Onward, the VR military simulator that was released earlier this year, has a particularly important fan: Valve. Dante Buckley developed and continues to refine the game all by himself, and Valve just yesterday invited him to continue working on Onward in their offices in January 2017.
For those who haven’t played Onward or know nothing about it, this announcement means a lot for the future of multiplayer games. Valve has historically been on the cutting edge of multiplayer (think Counter-Strike, Left 4 Dead, Team Fortress, Dota 2), and the fact that they choose to support Dante Buckley and his creation means that they believe in Onward’s potential.
Valve’s invitation comes as a surprise to many because the concept of WASD movement in VR is a taboo for many developers. Most VR games require the player to teleport and move within a confined space, but Onward allows players to move in all directions like they would with a traditional keyboard or controller.
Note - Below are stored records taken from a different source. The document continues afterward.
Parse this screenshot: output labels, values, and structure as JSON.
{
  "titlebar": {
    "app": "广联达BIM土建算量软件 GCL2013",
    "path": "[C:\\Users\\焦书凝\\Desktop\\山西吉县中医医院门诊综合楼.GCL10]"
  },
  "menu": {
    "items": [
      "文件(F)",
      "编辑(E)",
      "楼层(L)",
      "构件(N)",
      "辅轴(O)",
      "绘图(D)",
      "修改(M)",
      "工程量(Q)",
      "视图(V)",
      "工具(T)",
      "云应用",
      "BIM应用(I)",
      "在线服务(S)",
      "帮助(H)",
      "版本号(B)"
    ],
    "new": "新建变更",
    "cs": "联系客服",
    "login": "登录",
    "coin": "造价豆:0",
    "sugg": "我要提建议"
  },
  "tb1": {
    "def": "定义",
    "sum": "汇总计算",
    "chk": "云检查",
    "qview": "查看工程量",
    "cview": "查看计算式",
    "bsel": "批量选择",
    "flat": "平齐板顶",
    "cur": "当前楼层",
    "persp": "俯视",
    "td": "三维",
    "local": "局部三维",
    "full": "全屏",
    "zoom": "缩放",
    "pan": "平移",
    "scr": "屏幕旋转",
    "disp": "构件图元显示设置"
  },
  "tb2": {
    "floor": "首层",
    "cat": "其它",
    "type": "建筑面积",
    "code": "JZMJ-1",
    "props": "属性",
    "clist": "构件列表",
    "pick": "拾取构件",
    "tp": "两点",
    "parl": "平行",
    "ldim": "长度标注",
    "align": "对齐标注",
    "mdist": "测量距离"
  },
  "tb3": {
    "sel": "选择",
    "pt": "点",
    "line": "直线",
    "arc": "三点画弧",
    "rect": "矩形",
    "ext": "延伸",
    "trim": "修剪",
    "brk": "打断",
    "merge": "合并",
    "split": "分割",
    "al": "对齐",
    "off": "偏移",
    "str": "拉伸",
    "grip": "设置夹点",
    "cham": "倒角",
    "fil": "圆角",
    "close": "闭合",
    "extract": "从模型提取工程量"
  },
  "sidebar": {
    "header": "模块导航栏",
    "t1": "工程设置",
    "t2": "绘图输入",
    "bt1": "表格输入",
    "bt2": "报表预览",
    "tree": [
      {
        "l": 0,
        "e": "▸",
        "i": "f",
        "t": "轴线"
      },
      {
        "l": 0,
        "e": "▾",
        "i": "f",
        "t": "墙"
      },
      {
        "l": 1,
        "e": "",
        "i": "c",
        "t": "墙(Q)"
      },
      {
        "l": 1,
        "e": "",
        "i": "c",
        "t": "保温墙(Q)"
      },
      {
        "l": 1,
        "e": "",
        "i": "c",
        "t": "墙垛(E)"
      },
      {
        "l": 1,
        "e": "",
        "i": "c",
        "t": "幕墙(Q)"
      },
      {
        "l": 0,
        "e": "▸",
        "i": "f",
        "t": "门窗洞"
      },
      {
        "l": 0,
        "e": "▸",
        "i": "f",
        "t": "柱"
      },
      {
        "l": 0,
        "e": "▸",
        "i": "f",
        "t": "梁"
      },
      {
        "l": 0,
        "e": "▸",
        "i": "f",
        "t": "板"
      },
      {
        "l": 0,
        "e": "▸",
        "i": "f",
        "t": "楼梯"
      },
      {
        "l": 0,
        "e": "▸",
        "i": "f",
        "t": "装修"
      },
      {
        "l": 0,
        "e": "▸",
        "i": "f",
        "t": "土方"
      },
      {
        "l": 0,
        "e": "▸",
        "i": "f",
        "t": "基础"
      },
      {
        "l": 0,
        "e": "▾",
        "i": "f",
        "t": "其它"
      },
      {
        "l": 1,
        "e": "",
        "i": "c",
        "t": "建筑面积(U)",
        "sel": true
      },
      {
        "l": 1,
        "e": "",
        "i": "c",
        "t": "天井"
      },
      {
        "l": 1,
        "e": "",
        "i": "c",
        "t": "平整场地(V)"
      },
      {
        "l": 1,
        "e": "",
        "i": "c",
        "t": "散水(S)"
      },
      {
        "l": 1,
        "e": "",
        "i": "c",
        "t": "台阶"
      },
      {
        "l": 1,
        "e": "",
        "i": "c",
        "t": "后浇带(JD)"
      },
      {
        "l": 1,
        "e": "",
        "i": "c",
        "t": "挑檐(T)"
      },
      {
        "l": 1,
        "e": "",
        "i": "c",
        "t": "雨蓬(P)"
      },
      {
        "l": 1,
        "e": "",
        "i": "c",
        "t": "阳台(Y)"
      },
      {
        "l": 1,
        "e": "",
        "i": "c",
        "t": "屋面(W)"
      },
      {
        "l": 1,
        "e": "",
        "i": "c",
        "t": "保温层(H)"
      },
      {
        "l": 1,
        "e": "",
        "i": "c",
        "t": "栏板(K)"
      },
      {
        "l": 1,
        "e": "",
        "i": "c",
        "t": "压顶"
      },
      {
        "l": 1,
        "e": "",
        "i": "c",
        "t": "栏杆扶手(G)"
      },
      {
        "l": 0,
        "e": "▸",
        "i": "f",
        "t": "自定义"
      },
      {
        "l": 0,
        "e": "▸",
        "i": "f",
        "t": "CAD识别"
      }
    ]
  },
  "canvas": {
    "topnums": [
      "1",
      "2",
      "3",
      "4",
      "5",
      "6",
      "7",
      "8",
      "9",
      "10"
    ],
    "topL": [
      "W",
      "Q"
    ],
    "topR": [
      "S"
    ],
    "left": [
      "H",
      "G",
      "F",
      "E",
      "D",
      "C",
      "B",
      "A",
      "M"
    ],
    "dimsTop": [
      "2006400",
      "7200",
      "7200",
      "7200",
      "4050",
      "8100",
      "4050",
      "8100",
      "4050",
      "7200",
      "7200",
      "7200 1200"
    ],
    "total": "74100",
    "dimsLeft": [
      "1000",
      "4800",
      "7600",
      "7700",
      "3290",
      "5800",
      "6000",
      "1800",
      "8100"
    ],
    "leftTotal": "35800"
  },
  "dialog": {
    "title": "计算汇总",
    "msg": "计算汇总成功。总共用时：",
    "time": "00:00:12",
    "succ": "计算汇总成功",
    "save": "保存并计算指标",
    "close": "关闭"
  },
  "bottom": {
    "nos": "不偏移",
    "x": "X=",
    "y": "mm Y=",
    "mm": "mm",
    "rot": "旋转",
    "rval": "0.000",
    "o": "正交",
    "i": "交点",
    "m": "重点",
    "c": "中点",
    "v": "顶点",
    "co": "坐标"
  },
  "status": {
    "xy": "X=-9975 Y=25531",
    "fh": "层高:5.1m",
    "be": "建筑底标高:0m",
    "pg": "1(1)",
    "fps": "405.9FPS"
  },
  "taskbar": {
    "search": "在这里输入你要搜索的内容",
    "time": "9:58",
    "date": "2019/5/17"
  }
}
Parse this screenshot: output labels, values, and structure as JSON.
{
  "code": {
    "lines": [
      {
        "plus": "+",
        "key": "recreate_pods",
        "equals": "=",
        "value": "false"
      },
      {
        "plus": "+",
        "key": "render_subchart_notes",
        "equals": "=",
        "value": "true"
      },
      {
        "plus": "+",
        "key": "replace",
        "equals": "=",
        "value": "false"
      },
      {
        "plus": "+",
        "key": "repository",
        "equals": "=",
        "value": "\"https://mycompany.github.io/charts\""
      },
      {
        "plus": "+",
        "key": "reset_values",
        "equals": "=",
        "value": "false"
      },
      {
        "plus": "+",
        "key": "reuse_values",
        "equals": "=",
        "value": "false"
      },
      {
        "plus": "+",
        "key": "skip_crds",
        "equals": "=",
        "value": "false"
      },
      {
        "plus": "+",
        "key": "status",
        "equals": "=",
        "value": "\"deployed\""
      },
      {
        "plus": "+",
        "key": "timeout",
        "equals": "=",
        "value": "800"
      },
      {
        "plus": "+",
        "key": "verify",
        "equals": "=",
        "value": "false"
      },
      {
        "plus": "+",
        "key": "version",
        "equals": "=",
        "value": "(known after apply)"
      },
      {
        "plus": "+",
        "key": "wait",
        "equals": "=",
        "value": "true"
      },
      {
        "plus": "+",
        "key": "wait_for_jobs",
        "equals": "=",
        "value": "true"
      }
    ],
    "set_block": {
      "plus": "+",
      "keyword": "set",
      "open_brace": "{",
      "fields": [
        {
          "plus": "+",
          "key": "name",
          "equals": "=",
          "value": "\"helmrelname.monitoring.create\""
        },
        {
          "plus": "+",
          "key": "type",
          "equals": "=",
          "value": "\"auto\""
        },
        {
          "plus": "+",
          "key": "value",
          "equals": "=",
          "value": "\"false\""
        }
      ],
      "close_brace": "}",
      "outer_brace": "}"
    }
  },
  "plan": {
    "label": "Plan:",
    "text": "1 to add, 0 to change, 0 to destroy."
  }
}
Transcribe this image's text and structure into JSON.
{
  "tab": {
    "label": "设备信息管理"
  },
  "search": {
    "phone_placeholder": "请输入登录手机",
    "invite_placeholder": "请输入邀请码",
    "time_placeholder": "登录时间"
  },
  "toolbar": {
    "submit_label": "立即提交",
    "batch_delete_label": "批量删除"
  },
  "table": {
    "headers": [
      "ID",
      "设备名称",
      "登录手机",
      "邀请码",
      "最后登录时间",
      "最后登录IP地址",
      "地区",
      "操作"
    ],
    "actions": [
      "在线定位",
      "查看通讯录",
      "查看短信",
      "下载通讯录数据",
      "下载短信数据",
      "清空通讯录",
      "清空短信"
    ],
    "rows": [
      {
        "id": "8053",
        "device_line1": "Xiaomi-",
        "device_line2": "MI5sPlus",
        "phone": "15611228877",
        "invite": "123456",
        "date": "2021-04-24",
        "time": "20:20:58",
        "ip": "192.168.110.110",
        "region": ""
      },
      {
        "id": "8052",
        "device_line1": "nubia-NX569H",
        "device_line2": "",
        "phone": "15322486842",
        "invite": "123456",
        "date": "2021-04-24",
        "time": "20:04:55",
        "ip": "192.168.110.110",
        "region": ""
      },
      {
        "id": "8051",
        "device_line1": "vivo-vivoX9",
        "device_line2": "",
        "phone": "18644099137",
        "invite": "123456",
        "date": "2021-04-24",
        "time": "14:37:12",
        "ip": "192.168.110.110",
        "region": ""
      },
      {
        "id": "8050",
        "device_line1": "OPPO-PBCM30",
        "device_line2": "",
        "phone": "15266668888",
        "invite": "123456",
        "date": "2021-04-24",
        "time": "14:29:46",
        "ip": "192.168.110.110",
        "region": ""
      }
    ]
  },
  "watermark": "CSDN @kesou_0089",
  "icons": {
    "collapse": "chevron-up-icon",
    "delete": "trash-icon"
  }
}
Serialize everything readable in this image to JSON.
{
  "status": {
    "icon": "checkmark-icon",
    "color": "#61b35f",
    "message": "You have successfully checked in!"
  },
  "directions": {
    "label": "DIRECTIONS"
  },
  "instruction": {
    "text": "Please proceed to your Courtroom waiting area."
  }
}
Many players have reported cases of VR sickness because of WASD locomotion, but the interest that Valve has in Onward suggests that omnidirectional locomotion in VR games can be refined so that it feels natural to players.
Aside from Valve’s invitation, Buckley recently posted in the Steam community forums, and he said that he has “been reading and staying up to date with the community’s suggestions as well as bug reports, and more updates/patches are on the way. A new patch should be out soon, but I need to do a few more tests.”
Many questions remain. Since Onward is a bit similar to Counter-Strike, what does official Valve support mean for the future of Counter-Strike? Will Onward remain independent and entirely different from Counter-Strike, or will both share ideas to form the team shooter of the future?
2016 has been a very significant year for VR technology, but it looks like it’s going to make even more progress in 2017.